Another approach might be to use Docker primitives to get Toil into the task's container. Fetch the task's container from its Docker registry, create a new container manifest that is based on that but adds a layer containing Toil itself, and then actually run that on Kubernetes or TES or whatever. Then the problem becomes doing the fancy Docker image surgery, and managing to publish the result as something that the Docker daemon can fetch. Either the workflow would need live access to like a Quay account to upload to, or the leader would have to run a Docker registry at a sufficiently public location that the TES server or whatever could fetch from it.

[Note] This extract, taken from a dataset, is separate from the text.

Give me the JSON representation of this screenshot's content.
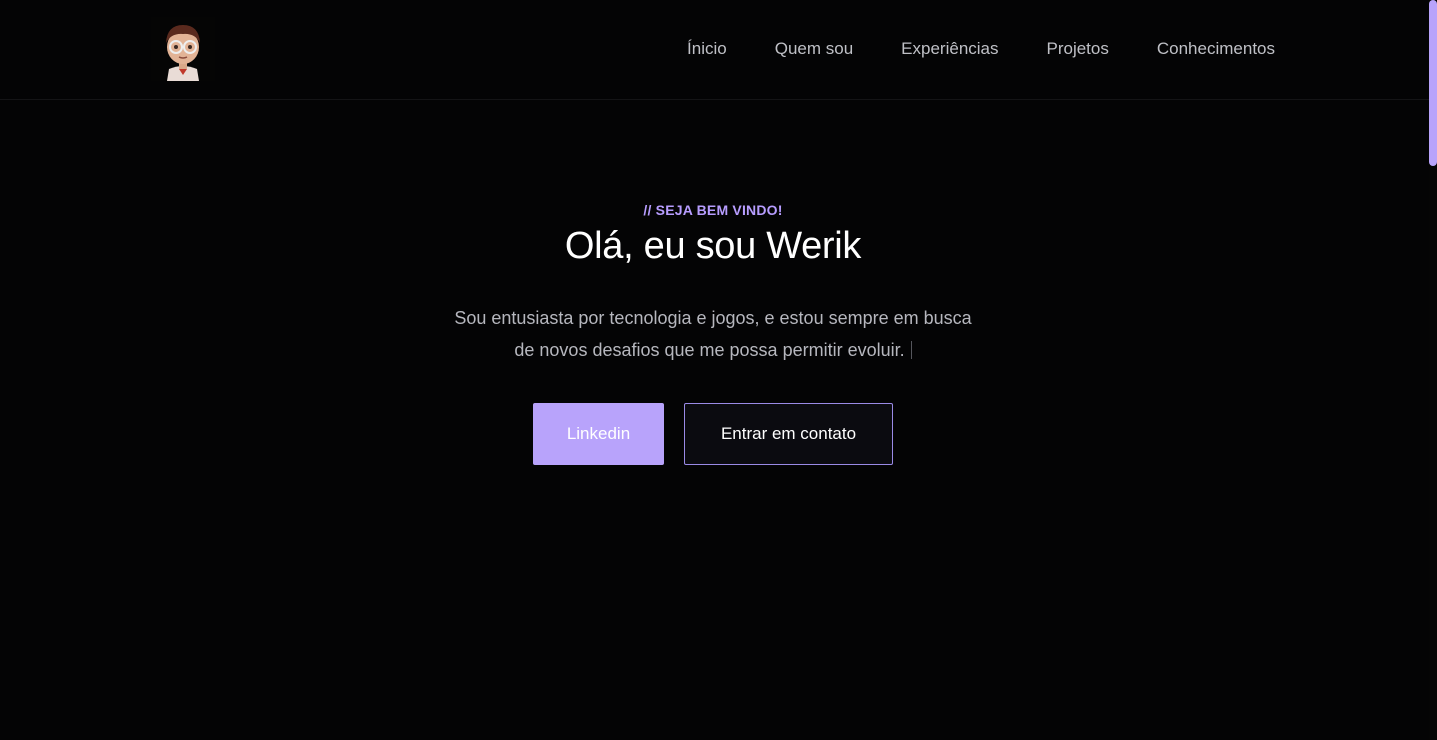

I can see this working as some kind of combination of like a small script injected into the task container and some nonsense like https://pypi.org/project/cx-Freeze/ to let us bootstrap from that and the ability to mount a single file to having a working Toil install. I can also see us having to do some crimes like trying to inject a static ELF binary of an HTTPS client via bash -c because we have some container we need to work in that uses musl instead of glibc and we can't rely on being able to write Toil to anywhere that some arbitrary TES server can read.

I'm not sure there's going to be less magic involved if we manage to do this. But it's definitely worth exploring; maybe it will turn out to be easy actually.

adamnovak commented 5 months ago

For TES, this is basically our version of Snakemake's https://github.com/snakemake/snakemake-executor-plugin-tes/issues/3. And we'd have to solve a lot of the same problems they do w.r.t. using idiomatic TES vs. how to get stuff in there to do things ourselves when we can't.